In Harburg ist sie bekannt geworden durch ihr Engagement für die Verkehrsberuhigung in der Jäger- und Vogteistraße. Das sicherte ihr bei der jüngsten Bezirkswahl im Mai aus dem Stand mit 2259 Personenstimmen ein Direktmandat. Und Platz zwei in ihrem Wahlkreis Wilstorf hinter SPD-Schwergewicht Torsten Fuß (3228 Stimmen).

„Geprägt haben mich vor allem das gelebte Freidenkertum und die offenen Denkprozesse an der juristischen Fakultät in Hannover. Dort durfte alles gedacht und gesagt werden“, sagt Isabel Wiest. Genau das hätte sie später in der Kommunalpolitik schmerzlich vermisst. Auch bei den Grünen, denen sie seit Februar 2013 angehörte. „Sicher gab es gewisse Schnittmengen in der Verkehrs- und Beteiligungspolitik“, so die Tochter eines Berliner Biochemikers und einer Medizinerin aus Hannover. Doch in der Steuer- und Schulpolitik sei sie oft anderer Ansicht gewesen: „Hier gibt es bei den Grünen viele starre Positionen und Denkverbote, unter denen ich wirklich gelitten habe.“

Gerade deshalb empfindet sie die Gründung der Neuen Liberalen wie ein Geschenk. Der liberale Kompass garantiere einen breiten Beteiligungsprozess, um gesellschaftskonforme Ideen zur freien Entfaltung aller zu entwickeln. Er sei in seinen Grundzügen zudem ökologisch und nachhaltig: „Insofern habe ich bei den Neuen Liberalen tatsächlich eine politische Heimat gefunden. Weil hier wirklich in alle Richtungen gedacht und diskutiert werden darf, befreit von allen Parteischranken. Vor allem aber deshalb, weil Bürgerbeteiligung in dieser Partei einen ganz großen Stellenwert hat.“

Aus diesem Grund sei die Gründung der neuen Fraktion auch absolut folgerichtig gewesen. Schon suche man nach einem Fraktionsbüro und geeigneten, zugewählten Bürgern für die Arbeit in den Ausschüssen. „Wir wollten einfach sofort handlungsfähig sein, um ernsthaft etwas bewegen und die großen Demokratiedefizite aktiv und offensiv bekämpfen zu können“, erklärt Isabel Wiest. Es könne doch nicht angehen, dass die Große Koalition aus SPD und CDU solche simplen Forderungen wie einen Newsletter im Ratsinformationssystem oder eine fest verankerte Bürgerfragestunde in allen Ausschüssen einfach abwürge. Deshalb sei sie auch der festen Überzeugung, dass die Neuen Liberalen schon bald weiteren Zulauf aus anderen Fraktionen haben werden.
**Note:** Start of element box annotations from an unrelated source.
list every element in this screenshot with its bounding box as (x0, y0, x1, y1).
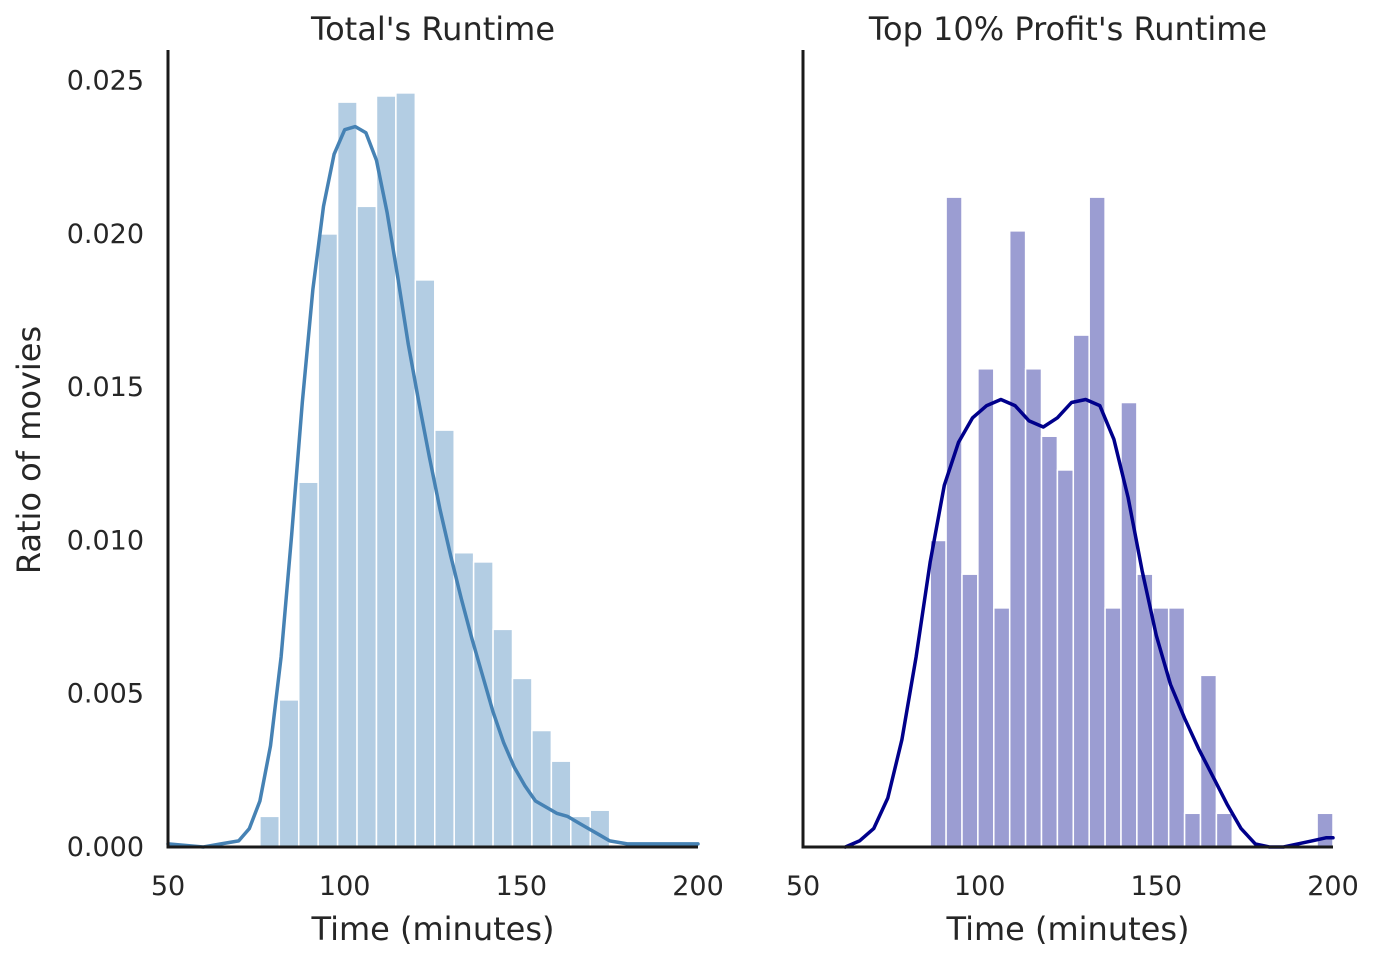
kde-curve (166, 124, 700, 849)
x-axis-label: Time (minutes) (946, 910, 1190, 948)
histogram-bar (414, 279, 436, 848)
panel-total-runtime: Total's Runtime Ratio of movies Time (mi… (10, 10, 724, 948)
histogram-bar (1104, 607, 1122, 848)
histogram-bar (589, 809, 611, 848)
histogram-bar (945, 196, 963, 848)
histogram-bar (336, 101, 358, 848)
kde-line (843, 397, 1335, 849)
y-tick-label: 0.010 (67, 525, 144, 556)
histogram-bar (961, 573, 979, 848)
chart-title: Total's Runtime (310, 10, 555, 48)
histogram-bar (259, 815, 281, 848)
histogram-bar (511, 677, 533, 848)
kde-curve (843, 397, 1335, 849)
chart-title: Top 10% Profit's Runtime (868, 10, 1267, 48)
histogram-bar (453, 551, 475, 848)
x-tick-label: 200 (1307, 871, 1359, 902)
axes (801, 50, 1333, 849)
y-tick-label: 0.000 (67, 832, 144, 863)
histogram-bar (1040, 435, 1059, 848)
histogram-bar (1215, 812, 1234, 848)
histogram-bar (297, 481, 319, 848)
histogram-bar (1199, 674, 1218, 848)
histogram-bar (1152, 607, 1170, 848)
y-tick-label: 0.020 (67, 219, 144, 250)
x-axis-label: Time (minutes) (311, 910, 555, 948)
y-tick-label: 0.025 (67, 66, 144, 97)
histogram-bar (1120, 401, 1138, 848)
x-tick-label: 100 (954, 871, 1006, 902)
kde-line (166, 124, 700, 849)
x-ticks: 50 100 150 200 (151, 871, 724, 902)
histogram-bar (1167, 607, 1186, 848)
histogram-bar (993, 607, 1011, 848)
histogram-bar (1072, 334, 1090, 848)
x-tick-label: 50 (151, 871, 185, 902)
bars (259, 92, 611, 848)
histogram-bar (1024, 368, 1043, 848)
x-tick-label: 100 (319, 871, 371, 902)
x-tick-label: 50 (786, 871, 820, 902)
histogram-bar (317, 233, 339, 848)
histogram-bar (977, 368, 995, 848)
axes (166, 50, 698, 849)
histogram-bar (929, 539, 947, 848)
x-ticks: 50 100 150 200 (786, 871, 1359, 902)
histogram-bar (278, 699, 300, 848)
x-tick-label: 200 (672, 871, 724, 902)
y-tick-label: 0.015 (67, 372, 144, 403)
histogram-bar (1088, 196, 1106, 848)
y-axis-label: Ratio of movies (10, 326, 48, 574)
y-tick-label: 0.005 (67, 679, 144, 710)
x-tick-label: 150 (1131, 871, 1183, 902)
histogram-bar (395, 92, 417, 848)
histogram-bar (531, 729, 553, 848)
histogram-bar (1316, 812, 1334, 848)
x-tick-label: 150 (496, 871, 548, 902)
histogram-bar (1056, 469, 1075, 848)
histogram-bar (1008, 230, 1027, 848)
histogram-bar (356, 205, 378, 848)
panel-top10-runtime: Top 10% Profit's Runtime Time (minutes) … (786, 10, 1359, 948)
histogram-bar (550, 760, 572, 848)
y-ticks: 0.000 0.005 0.010 0.015 0.020 0.025 (67, 66, 144, 863)
histogram-bar (1183, 812, 1202, 848)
Ehemann und Kinder stehen voll hinter ihrer Politkarriere

„Ja, ich hinterfrage alles und habe hohe moralische Ansprüche“, sagt Wiest über sich. So habe sie natürlich auch überlegt, ob die Mitnahme ihres als Grüne errungenen Bezirksmandats vertretbar ist. Doch nach Artikel 38 Grundgesetz sei sie als gewählte Volksvertreterin nur ihrem Gewissen verpflichtet und keiner Partei: „Meine Wähler haben mich für eine bestimmte Grundhaltung gewählt. Und an der hat sich trotz des Wechsels zu den Neuen Liberalen überhaupt nichts geändert.“

Geändert habe sich allenfalls, dass in den nächsten Wochen bis zur Bürgerschaftswahl noch weit mehr politische Arbeit auf sie zukommen werde. „Die Fünf-Prozent-Hürde wollen wird auf jeden Fall nehmen. Wir wären nicht angetreten, wenn wir von unserer Chance nicht überzeugt sind“, sagt Isabel Wiest. Auf diesem Weg haben ihr Ehemann Gunter, ein Lungenspezialist in der Asklepios-Klinik Harburg, sowie die Kinder Marlene, 9, und Julius, 7, alle familiäre Unterstützung zugesagt. „Wir haben einen demokratischen Prozess in Gang gesetzt und können nur gewinnen“, gibt sich die Überfliegerin optimistisch. Ob sie tatsächlich in Hamburg landen wird, entscheiden im kommenden Jahr die Wähler.